Although you may not be able to tell it yet – I did not write all this as a complaint. I wrote it as a lead up to the following sentiment I once heard expressed by Chuck Swindoll - God is in the habit of providing wonderful opportunities but He cleverly disguises them as hard work and seemingly impossible situations. That’s probably not an exact quote of Swindoll but close enough! I think God often wants us to answer a question for ourselves (He already knows the answer). You say you want something. You claim that feeding the hungry is a value you get behind. You think you want to make a difference in the local ecology and economy via recycling. You assert that these things are so – but how bad do you want them? Bad enough to glean commercial corn patches in the rain? Bad enough to process semi box trailers and bulldozers in the heat?

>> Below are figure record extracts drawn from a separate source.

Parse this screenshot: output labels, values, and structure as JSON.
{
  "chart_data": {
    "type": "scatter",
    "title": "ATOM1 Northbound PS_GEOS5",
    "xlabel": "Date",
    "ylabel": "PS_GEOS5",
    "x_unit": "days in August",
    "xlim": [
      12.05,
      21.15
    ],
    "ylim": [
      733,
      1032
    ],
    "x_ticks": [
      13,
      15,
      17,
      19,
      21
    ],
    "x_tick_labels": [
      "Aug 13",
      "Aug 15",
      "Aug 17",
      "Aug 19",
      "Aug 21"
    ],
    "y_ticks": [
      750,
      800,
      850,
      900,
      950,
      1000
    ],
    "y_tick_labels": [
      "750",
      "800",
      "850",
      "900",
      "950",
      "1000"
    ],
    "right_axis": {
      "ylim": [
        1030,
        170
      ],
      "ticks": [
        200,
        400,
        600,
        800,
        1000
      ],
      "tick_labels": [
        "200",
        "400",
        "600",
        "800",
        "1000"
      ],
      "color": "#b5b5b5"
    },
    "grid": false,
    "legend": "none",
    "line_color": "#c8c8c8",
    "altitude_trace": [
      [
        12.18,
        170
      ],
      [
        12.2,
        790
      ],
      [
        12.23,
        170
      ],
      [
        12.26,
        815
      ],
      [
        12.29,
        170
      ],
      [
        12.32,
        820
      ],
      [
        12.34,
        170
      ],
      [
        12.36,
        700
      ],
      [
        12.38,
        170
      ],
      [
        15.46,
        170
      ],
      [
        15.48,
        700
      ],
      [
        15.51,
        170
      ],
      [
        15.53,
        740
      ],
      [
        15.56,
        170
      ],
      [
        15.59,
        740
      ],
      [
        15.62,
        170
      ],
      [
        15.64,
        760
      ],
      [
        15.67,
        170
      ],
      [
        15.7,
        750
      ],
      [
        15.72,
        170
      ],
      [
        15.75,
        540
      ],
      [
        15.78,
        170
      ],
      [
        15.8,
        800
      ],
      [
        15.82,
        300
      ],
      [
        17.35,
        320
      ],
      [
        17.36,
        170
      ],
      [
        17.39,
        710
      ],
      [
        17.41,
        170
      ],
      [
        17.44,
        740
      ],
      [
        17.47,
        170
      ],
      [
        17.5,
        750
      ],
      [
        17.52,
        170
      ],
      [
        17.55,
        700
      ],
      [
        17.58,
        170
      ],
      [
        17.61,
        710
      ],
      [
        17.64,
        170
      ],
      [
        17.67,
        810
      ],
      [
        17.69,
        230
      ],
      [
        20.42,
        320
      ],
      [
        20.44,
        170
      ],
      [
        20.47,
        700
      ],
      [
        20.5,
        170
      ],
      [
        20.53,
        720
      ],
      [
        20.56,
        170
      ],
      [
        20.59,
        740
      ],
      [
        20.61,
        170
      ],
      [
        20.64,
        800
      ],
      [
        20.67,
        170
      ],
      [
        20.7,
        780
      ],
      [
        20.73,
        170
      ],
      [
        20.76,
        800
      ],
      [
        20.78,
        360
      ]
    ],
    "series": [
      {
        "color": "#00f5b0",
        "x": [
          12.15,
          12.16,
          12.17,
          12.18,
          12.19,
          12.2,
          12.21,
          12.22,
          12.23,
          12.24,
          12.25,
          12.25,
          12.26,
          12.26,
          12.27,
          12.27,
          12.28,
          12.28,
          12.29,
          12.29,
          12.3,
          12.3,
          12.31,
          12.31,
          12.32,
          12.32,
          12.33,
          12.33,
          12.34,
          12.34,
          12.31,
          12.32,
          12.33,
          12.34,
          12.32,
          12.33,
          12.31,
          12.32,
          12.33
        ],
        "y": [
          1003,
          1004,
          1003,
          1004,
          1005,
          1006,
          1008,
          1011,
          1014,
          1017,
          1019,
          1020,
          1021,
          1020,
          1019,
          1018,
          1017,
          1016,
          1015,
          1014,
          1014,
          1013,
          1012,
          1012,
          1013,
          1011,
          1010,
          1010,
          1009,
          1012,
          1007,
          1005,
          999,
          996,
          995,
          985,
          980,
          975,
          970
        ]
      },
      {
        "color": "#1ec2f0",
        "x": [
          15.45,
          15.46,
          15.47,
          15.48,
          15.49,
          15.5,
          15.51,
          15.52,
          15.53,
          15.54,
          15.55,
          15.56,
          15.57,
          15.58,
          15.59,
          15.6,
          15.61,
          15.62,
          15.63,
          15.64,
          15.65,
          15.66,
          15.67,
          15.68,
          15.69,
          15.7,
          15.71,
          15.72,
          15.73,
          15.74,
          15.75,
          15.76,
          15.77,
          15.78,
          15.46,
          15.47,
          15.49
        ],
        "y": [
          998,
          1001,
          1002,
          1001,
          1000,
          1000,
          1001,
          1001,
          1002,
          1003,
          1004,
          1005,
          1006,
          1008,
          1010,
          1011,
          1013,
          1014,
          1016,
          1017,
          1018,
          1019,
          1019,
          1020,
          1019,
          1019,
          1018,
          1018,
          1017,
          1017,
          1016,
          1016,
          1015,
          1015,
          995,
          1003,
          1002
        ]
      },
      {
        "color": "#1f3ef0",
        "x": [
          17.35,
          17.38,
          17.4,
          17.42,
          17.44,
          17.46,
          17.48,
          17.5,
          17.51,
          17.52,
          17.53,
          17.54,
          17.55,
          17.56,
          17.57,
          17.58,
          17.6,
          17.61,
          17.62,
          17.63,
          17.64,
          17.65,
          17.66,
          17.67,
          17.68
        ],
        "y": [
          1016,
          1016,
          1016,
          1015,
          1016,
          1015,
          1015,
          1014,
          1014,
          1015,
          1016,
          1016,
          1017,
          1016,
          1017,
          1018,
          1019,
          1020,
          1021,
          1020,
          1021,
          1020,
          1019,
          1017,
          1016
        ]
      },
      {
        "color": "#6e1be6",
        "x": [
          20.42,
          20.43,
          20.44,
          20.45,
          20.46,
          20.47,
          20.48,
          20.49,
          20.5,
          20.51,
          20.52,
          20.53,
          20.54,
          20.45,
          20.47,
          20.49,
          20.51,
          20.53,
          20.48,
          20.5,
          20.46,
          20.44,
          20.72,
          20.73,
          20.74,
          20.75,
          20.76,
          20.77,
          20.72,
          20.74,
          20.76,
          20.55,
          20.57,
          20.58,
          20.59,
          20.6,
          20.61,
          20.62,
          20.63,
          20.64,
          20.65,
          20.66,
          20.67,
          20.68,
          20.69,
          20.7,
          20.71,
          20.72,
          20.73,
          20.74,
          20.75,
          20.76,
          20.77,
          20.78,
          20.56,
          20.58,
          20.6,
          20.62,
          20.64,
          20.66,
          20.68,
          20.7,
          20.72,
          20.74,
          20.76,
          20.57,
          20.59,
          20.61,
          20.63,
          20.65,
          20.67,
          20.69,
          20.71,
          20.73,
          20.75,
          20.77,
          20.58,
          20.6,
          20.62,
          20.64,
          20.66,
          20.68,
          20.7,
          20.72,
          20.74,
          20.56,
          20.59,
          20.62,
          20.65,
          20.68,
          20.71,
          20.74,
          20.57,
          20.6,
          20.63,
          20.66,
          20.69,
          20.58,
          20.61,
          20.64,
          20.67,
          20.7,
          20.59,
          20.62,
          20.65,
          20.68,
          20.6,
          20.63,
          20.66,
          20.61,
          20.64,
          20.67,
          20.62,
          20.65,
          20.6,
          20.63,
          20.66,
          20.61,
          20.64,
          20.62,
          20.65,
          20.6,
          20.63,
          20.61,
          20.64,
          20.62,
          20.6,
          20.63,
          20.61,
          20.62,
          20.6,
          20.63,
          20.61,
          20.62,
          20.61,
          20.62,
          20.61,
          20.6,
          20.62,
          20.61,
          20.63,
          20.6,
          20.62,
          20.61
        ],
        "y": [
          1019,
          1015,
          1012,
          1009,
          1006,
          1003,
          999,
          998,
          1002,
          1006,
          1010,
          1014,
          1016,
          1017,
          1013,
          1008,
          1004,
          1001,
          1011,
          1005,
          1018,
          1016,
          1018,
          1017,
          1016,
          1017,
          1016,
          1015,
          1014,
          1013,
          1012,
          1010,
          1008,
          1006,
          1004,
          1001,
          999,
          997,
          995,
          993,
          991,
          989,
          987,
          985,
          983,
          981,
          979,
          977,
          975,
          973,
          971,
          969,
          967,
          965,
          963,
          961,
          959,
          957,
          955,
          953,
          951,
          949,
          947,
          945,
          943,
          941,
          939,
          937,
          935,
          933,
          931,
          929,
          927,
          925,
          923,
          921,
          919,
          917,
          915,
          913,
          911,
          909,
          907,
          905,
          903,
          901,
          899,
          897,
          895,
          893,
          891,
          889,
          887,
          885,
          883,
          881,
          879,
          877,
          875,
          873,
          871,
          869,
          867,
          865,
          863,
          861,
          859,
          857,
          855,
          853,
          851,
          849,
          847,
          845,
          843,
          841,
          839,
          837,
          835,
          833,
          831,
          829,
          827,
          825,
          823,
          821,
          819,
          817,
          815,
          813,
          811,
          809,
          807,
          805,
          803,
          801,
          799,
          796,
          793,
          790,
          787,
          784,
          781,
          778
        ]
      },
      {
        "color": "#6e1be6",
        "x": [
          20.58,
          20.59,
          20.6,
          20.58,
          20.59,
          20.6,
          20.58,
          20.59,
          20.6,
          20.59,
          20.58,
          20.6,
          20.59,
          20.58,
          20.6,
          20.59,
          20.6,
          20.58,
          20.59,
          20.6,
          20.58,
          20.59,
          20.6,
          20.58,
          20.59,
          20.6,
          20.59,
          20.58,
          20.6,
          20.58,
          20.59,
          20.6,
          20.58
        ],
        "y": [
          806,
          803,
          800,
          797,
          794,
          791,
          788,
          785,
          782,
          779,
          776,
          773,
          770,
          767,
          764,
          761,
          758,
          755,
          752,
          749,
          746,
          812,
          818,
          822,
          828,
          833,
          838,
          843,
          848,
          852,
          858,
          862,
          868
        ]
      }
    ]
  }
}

Even as Operation Impossible Scrap Goal was about to commence, before any formal word could get out, the phone calls started coming in. An HVAC contractor with a load of AC units and furnaces he wanted shed of. (One day of moving them. Three consecutive Monday evenings for the scrap dummies to process them. Three consecutive Tuesday mornings of hauling it all in.) This got us to the halfway point in time for the final quarter to begin. But more was to come. The new owner of an old body shop wanting to clean out a lot of stuff accumulated over the previous owner’s years of work. A guy with a couple of trucks to contribute. Nothing to it but work. I suppose God could just drop a dump truck load of Number 1 copper ($2.50 a pound currently) in our lap. But then we wouldn’t have to answer the question. We all have to answer it. I hope we always answer right.